In 1889 he nonetheless announced his qualifications to run for Congress. He was a loyal Democrat, he explained; he kept his promises, and as for people who criticized his occupation, “They don’t know what they are talking about. My business is, and always has been…to encourage physical culture....Many a young man is bigger and stronger because my example has set him to work.” (Gingerly party bosses politely overlooked his offer.)
One of the young men Sullivan had set to work was James John Corbett, who left his bank teller’s cage in San Francisco that same year to pursue Sullivan’s title—and the big cash prizes that now went with it. The two men finally met at New Orleans three years later. The champion, overweight at thirty-three and breathing hard from the eighth round on, never caught up with his agile challenger, who banged him with counterpunches every time he lunged until he collapsed in the twenty-first round.
There can be few more disheartening moments in boxing than to land your best punch and see its target smile.
As Isenberg points out, nothing in Sullivan’s ring career became him so much as his leaving of it. Shrugging off the restraining hands of his seconds, who thought he wanted to continue his hopeless battle, he managed to lean heavily on the ropes long enough to deliver a curtain speech: “Gentlemen....All I have to say is that I came into the ring once too often—and if I had to get licked I’m glad I was licked by an American. I remain your warm and personal friend, John L. Sullivan.”
Sullivan lived on for another twenty-six years, little better suited to retirement than most of the champions who came after him. By one estimate he had made and lost more than a million dollars; he failed three times at saloon-keeping, was forced to pawn his gaudy championship belt, tried refereeing, hurling across the ring lighter men when they dared clinch, and in 1905, at the age of forty-seven and weighing a wobbly 273 pounds, had enough left to knock out an opponent half his age for five full minutes.
Instead of resuming boxing, however, he gave up alcohol—"If I ever take another drink as long as I live,” he told astonished fellow patrons in a hotel bar in Terre Haute, Indiana, “I hope to God I choke"—and later launched a new career as a temperance lecturer.
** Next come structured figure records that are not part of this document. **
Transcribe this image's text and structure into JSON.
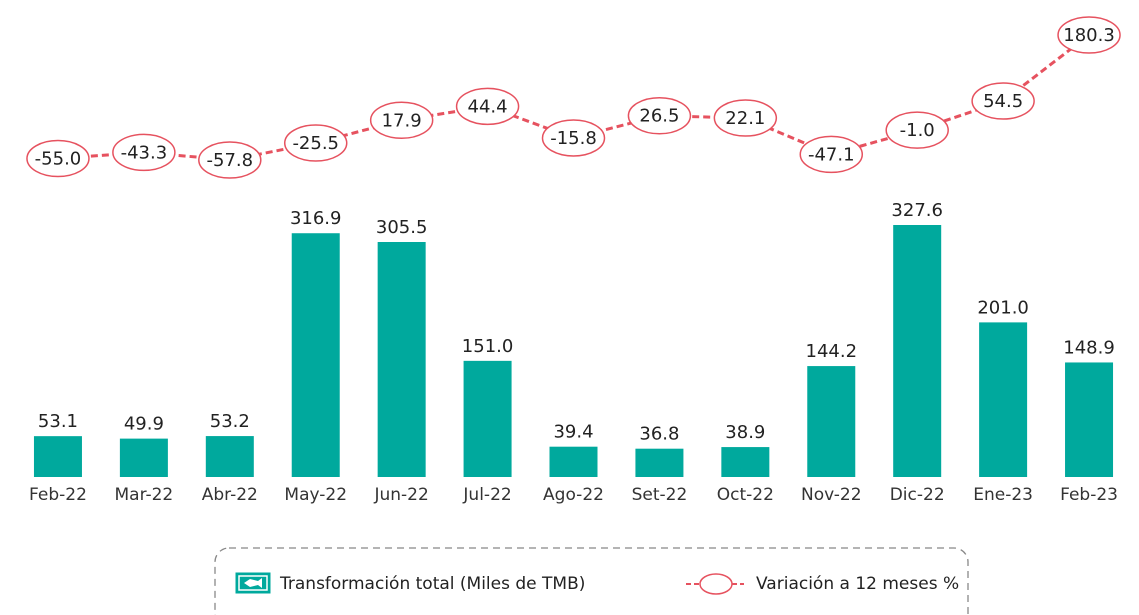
{
  "chart_data": {
    "type": "bar",
    "categories": [
      "Feb-22",
      "Mar-22",
      "Abr-22",
      "May-22",
      "Jun-22",
      "Jul-22",
      "Ago-22",
      "Set-22",
      "Oct-22",
      "Nov-22",
      "Dic-22",
      "Ene-23",
      "Feb-23"
    ],
    "series": [
      {
        "name": "Transformación total (Miles de TMB)",
        "type": "bar",
        "color": "#00a99d",
        "values": [
          53.1,
          49.9,
          53.2,
          316.9,
          305.5,
          151.0,
          39.4,
          36.8,
          38.9,
          144.2,
          327.6,
          201.0,
          148.9
        ],
        "value_labels": [
          "53.1",
          "49.9",
          "53.2",
          "316.9",
          "305.5",
          "151.0",
          "39.4",
          "36.8",
          "38.9",
          "144.2",
          "327.6",
          "201.0",
          "148.9"
        ]
      },
      {
        "name": "Variación a 12 meses %",
        "type": "line",
        "axis": "y2",
        "color": "#e6525f",
        "values": [
          -55.0,
          -43.3,
          -57.8,
          -25.5,
          17.9,
          44.4,
          -15.8,
          26.5,
          22.1,
          -47.1,
          -1.0,
          54.5,
          180.3
        ],
        "value_labels": [
          "-55.0",
          "-43.3",
          "-57.8",
          "-25.5",
          "17.9",
          "44.4",
          "-15.8",
          "26.5",
          "22.1",
          "-47.1",
          "-1.0",
          "54.5",
          "180.3"
        ]
      }
    ]
  }
}
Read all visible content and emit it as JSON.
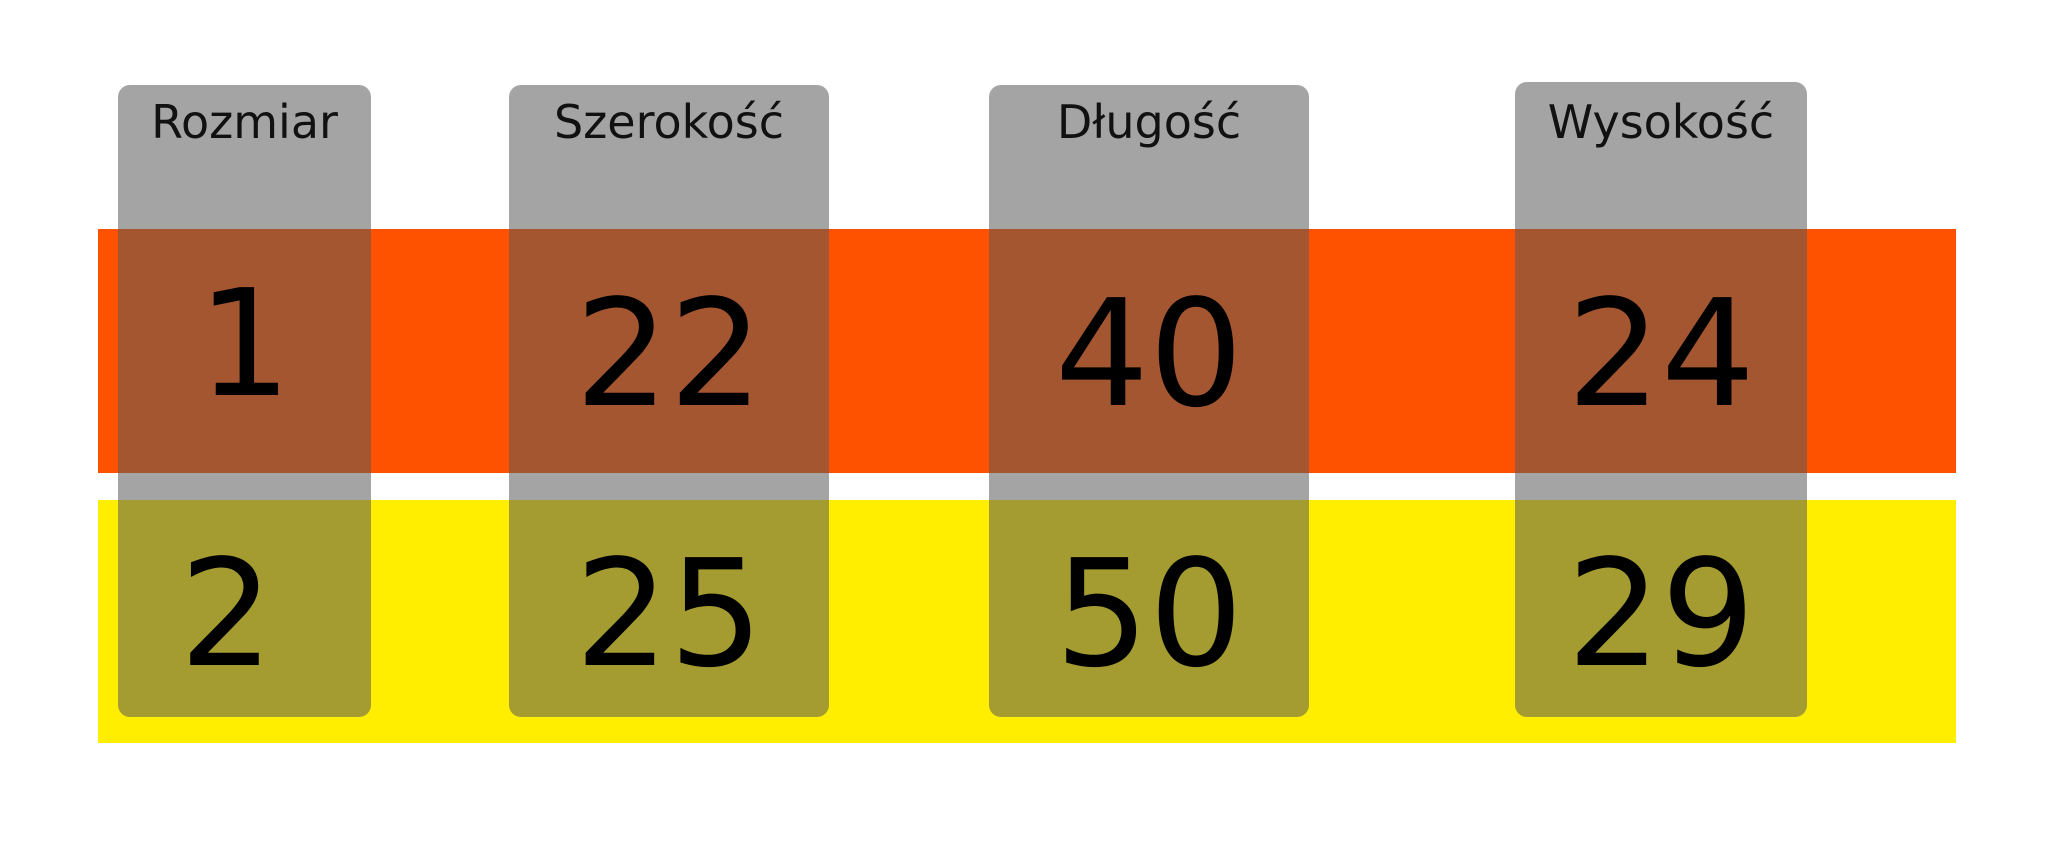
{
  "colors": {
    "row1": "#FF5200",
    "row2": "#FFEE00",
    "column": "#A6A6A6"
  },
  "columns": [
    {
      "header": "Rozmiar",
      "values": [
        "1",
        "2"
      ]
    },
    {
      "header": "Szerokość",
      "values": [
        "22",
        "25"
      ]
    },
    {
      "header": "Długość",
      "values": [
        "40",
        "50"
      ]
    },
    {
      "header": "Wysokość",
      "values": [
        "24",
        "29"
      ]
    }
  ]
}
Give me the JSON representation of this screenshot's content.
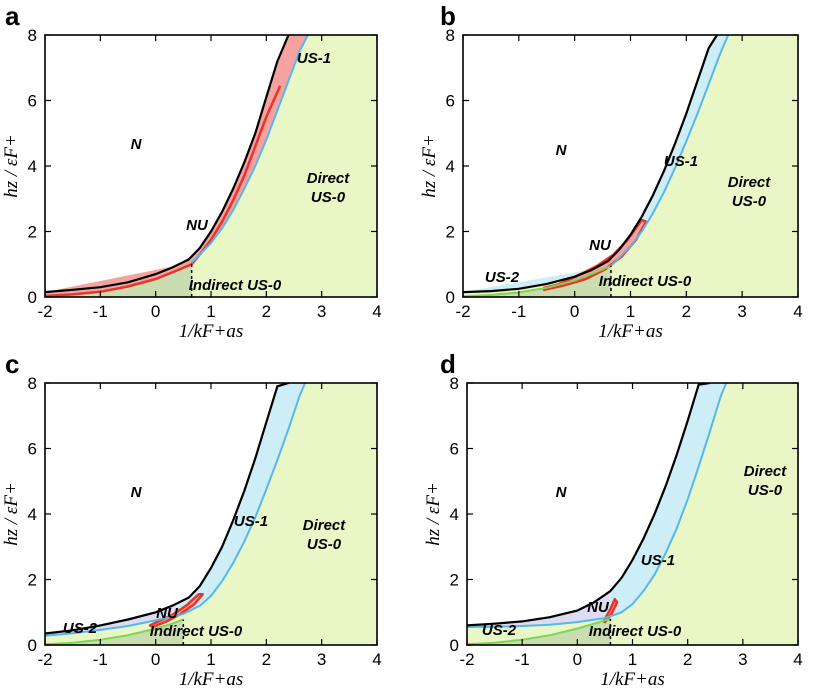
{
  "figure": {
    "colors": {
      "direct_fill": "#e9f7c6",
      "indirect_fill": "#c9ddb0",
      "us1_fill": "#cdeef7",
      "us2_fill": "#dcdcf2",
      "red_fill": "#f4a3a0",
      "red_line": "#e8342a",
      "blue_line": "#56b8e6",
      "green_line": "#7cd650",
      "black_line": "#000000"
    }
  },
  "chart_data": [
    {
      "panel": "a",
      "type": "area",
      "xlabel": "1/kF+as",
      "ylabel": "hz / εF+",
      "xlim": [
        -2,
        4
      ],
      "ylim": [
        0,
        8
      ],
      "xticks": [
        -2,
        -1,
        0,
        1,
        2,
        3,
        4
      ],
      "yticks": [
        0,
        2,
        4,
        6,
        8
      ],
      "regions": [
        {
          "id": "N",
          "lines": [
            "N"
          ]
        },
        {
          "id": "NU",
          "lines": [
            "NU"
          ]
        },
        {
          "id": "US1",
          "lines": [
            "US-1"
          ]
        },
        {
          "id": "Direct",
          "lines": [
            "Direct",
            "US-0"
          ]
        },
        {
          "id": "Indirect",
          "lines": [
            "Indirect US-0"
          ]
        }
      ],
      "series": [
        {
          "name": "N boundary (black)",
          "x": [
            -2,
            -1.5,
            -1,
            -0.5,
            0,
            0.3,
            0.6,
            0.8,
            1.0,
            1.2,
            1.4,
            1.6,
            1.8,
            2.0,
            2.2,
            2.4
          ],
          "y": [
            0.15,
            0.22,
            0.3,
            0.45,
            0.7,
            0.9,
            1.15,
            1.5,
            2.0,
            2.6,
            3.3,
            4.1,
            5.0,
            6.1,
            7.2,
            8.0
          ]
        },
        {
          "name": "US-1 lower boundary (blue)",
          "x": [
            0.65,
            0.8,
            1.0,
            1.2,
            1.4,
            1.6,
            1.8,
            2.0,
            2.2,
            2.4,
            2.6,
            2.75
          ],
          "y": [
            1.05,
            1.3,
            1.65,
            2.1,
            2.65,
            3.3,
            4.0,
            4.8,
            5.7,
            6.6,
            7.5,
            8.0
          ]
        },
        {
          "name": "Indirect upper boundary (red)",
          "x": [
            -2,
            -1.5,
            -1,
            -0.5,
            0,
            0.3,
            0.65,
            0.8,
            1.0,
            1.2,
            1.4,
            1.6,
            1.8,
            2.0,
            2.25
          ],
          "y": [
            0.03,
            0.08,
            0.16,
            0.32,
            0.55,
            0.75,
            1.0,
            1.3,
            1.75,
            2.3,
            2.95,
            3.7,
            4.6,
            5.5,
            6.45
          ]
        },
        {
          "name": "Indirect/Direct divider",
          "x": [
            0.65,
            0.65
          ],
          "y": [
            0,
            1.0
          ]
        }
      ]
    },
    {
      "panel": "b",
      "type": "area",
      "xlabel": "1/kF+as",
      "ylabel": "hz / εF+",
      "xlim": [
        -2,
        4
      ],
      "ylim": [
        0,
        8
      ],
      "xticks": [
        -2,
        -1,
        0,
        1,
        2,
        3,
        4
      ],
      "yticks": [
        0,
        2,
        4,
        6,
        8
      ],
      "regions": [
        {
          "id": "N",
          "lines": [
            "N"
          ]
        },
        {
          "id": "NU",
          "lines": [
            "NU"
          ]
        },
        {
          "id": "US1",
          "lines": [
            "US-1"
          ]
        },
        {
          "id": "US2",
          "lines": [
            "US-2"
          ]
        },
        {
          "id": "Direct",
          "lines": [
            "Direct",
            "US-0"
          ]
        },
        {
          "id": "Indirect",
          "lines": [
            "Indirect US-0"
          ]
        }
      ],
      "series": [
        {
          "name": "N boundary (black)",
          "x": [
            -2,
            -1.5,
            -1,
            -0.5,
            0,
            0.3,
            0.6,
            0.8,
            1.0,
            1.2,
            1.4,
            1.6,
            1.8,
            2.0,
            2.2,
            2.4,
            2.55
          ],
          "y": [
            0.15,
            0.18,
            0.25,
            0.4,
            0.62,
            0.82,
            1.1,
            1.45,
            1.9,
            2.45,
            3.1,
            3.85,
            4.7,
            5.6,
            6.6,
            7.6,
            8.0
          ]
        },
        {
          "name": "US-1 lower boundary (blue)",
          "x": [
            0.65,
            0.8,
            1.0,
            1.2,
            1.4,
            1.6,
            1.8,
            2.0,
            2.2,
            2.4,
            2.6,
            2.75
          ],
          "y": [
            0.95,
            1.2,
            1.55,
            2.0,
            2.55,
            3.2,
            3.95,
            4.75,
            5.6,
            6.5,
            7.4,
            8.0
          ]
        },
        {
          "name": "Indirect upper boundary (green)",
          "x": [
            -2,
            -1.5,
            -1,
            -0.5,
            0,
            0.3,
            0.65
          ],
          "y": [
            0.02,
            0.06,
            0.14,
            0.28,
            0.5,
            0.7,
            0.95
          ]
        },
        {
          "name": "Indirect/Direct divider",
          "x": [
            0.65,
            0.65
          ],
          "y": [
            0,
            0.95
          ]
        }
      ]
    },
    {
      "panel": "c",
      "type": "area",
      "xlabel": "1/kF+as",
      "ylabel": "hz / εF+",
      "xlim": [
        -2,
        4
      ],
      "ylim": [
        0,
        8
      ],
      "xticks": [
        -2,
        -1,
        0,
        1,
        2,
        3,
        4
      ],
      "yticks": [
        0,
        2,
        4,
        6,
        8
      ],
      "regions": [
        {
          "id": "N",
          "lines": [
            "N"
          ]
        },
        {
          "id": "NU",
          "lines": [
            "NU"
          ]
        },
        {
          "id": "US1",
          "lines": [
            "US-1"
          ]
        },
        {
          "id": "US2",
          "lines": [
            "US-2"
          ]
        },
        {
          "id": "Direct",
          "lines": [
            "Direct",
            "US-0"
          ]
        },
        {
          "id": "Indirect",
          "lines": [
            "Indirect US-0"
          ]
        }
      ],
      "series": [
        {
          "name": "N boundary (black)",
          "x": [
            -2,
            -1.5,
            -1,
            -0.5,
            0,
            0.3,
            0.6,
            0.8,
            1.0,
            1.2,
            1.4,
            1.6,
            1.8,
            2.0,
            2.2,
            2.4
          ],
          "y": [
            0.35,
            0.45,
            0.6,
            0.78,
            1.0,
            1.2,
            1.45,
            1.8,
            2.35,
            3.0,
            3.8,
            4.7,
            5.7,
            6.8,
            7.9,
            8.0
          ]
        },
        {
          "name": "US-1 lower boundary (blue)",
          "x": [
            -2,
            -1.5,
            -1,
            -0.5,
            0,
            0.5,
            0.8,
            1.0,
            1.2,
            1.4,
            1.6,
            1.8,
            2.0,
            2.2,
            2.4,
            2.6,
            2.7
          ],
          "y": [
            0.28,
            0.36,
            0.46,
            0.58,
            0.75,
            0.95,
            1.2,
            1.5,
            1.95,
            2.5,
            3.15,
            3.9,
            4.75,
            5.65,
            6.6,
            7.6,
            8.0
          ]
        },
        {
          "name": "Indirect upper boundary (green)",
          "x": [
            -2,
            -1.5,
            -1,
            -0.5,
            0,
            0.3,
            0.5
          ],
          "y": [
            0.02,
            0.07,
            0.16,
            0.3,
            0.5,
            0.65,
            0.78
          ]
        },
        {
          "name": "Indirect/Direct divider",
          "x": [
            0.5,
            0.5
          ],
          "y": [
            0,
            0.78
          ]
        }
      ]
    },
    {
      "panel": "d",
      "type": "area",
      "xlabel": "1/kF+as",
      "ylabel": "hz / εF+",
      "xlim": [
        -2,
        4
      ],
      "ylim": [
        0,
        8
      ],
      "xticks": [
        -2,
        -1,
        0,
        1,
        2,
        3,
        4
      ],
      "yticks": [
        0,
        2,
        4,
        6,
        8
      ],
      "regions": [
        {
          "id": "N",
          "lines": [
            "N"
          ]
        },
        {
          "id": "NU",
          "lines": [
            "NU"
          ]
        },
        {
          "id": "US1",
          "lines": [
            "US-1"
          ]
        },
        {
          "id": "US2",
          "lines": [
            "US-2"
          ]
        },
        {
          "id": "Direct",
          "lines": [
            "Direct",
            "US-0"
          ]
        },
        {
          "id": "Indirect",
          "lines": [
            "Indirect US-0"
          ]
        }
      ],
      "series": [
        {
          "name": "N boundary (black)",
          "x": [
            -2,
            -1.5,
            -1,
            -0.5,
            0,
            0.3,
            0.6,
            0.8,
            1.0,
            1.2,
            1.4,
            1.6,
            1.8,
            2.0,
            2.2,
            2.4
          ],
          "y": [
            0.6,
            0.65,
            0.72,
            0.85,
            1.05,
            1.3,
            1.65,
            2.05,
            2.6,
            3.25,
            4.0,
            4.85,
            5.8,
            6.85,
            7.95,
            8.0
          ]
        },
        {
          "name": "US-1 lower boundary (blue)",
          "x": [
            -2,
            -1.5,
            -1,
            -0.5,
            0,
            0.5,
            0.8,
            1.0,
            1.2,
            1.4,
            1.6,
            1.8,
            2.0,
            2.2,
            2.4,
            2.6,
            2.7
          ],
          "y": [
            0.55,
            0.56,
            0.58,
            0.62,
            0.7,
            0.82,
            1.0,
            1.25,
            1.65,
            2.15,
            2.8,
            3.55,
            4.45,
            5.45,
            6.5,
            7.6,
            8.0
          ]
        },
        {
          "name": "Indirect upper boundary (green)",
          "x": [
            -2,
            -1.5,
            -1,
            -0.5,
            0,
            0.3,
            0.6
          ],
          "y": [
            0.02,
            0.07,
            0.16,
            0.3,
            0.5,
            0.65,
            0.8
          ]
        },
        {
          "name": "Indirect/Direct divider",
          "x": [
            0.6,
            0.6
          ],
          "y": [
            0,
            0.8
          ]
        }
      ]
    }
  ]
}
Having opened a new way to wealth for poor whites, Sullivan sought to obstruct it for all blacks. He was an implacable believer in the color line. "I will not fight a negro,” he used to boast. “I never have and never shall.” When, in 1908, the heavyweight champion, Tommy Burns of Australia, signed to fight Jack Johnson, Sullivan piously denounced the foreigner’s greed. “Shame on the money-mad champion!” he said. “Shame on the man who upsets good American precedents because there are Dollars, Dollars, Dollars in it.” To Sullivan’s credit, once Burns was knocked out, he wrote that despite his own “well-known antipathy to [Johnson’s] race,” the black man had won fair and square.
In 1910 he married a woman he had known since childhood, almost as tall as he and nearly as wide. She moved with him to a Massachusetts farm and kept a careful eye on what little money her husband retained.
John L. Sullivan died of cardiac arrest at fifty-nine in 1918. For the wake, held in his sister’s parlor, the undertakers laid him out in a tuxedo, his massive right fist clenched over his heart.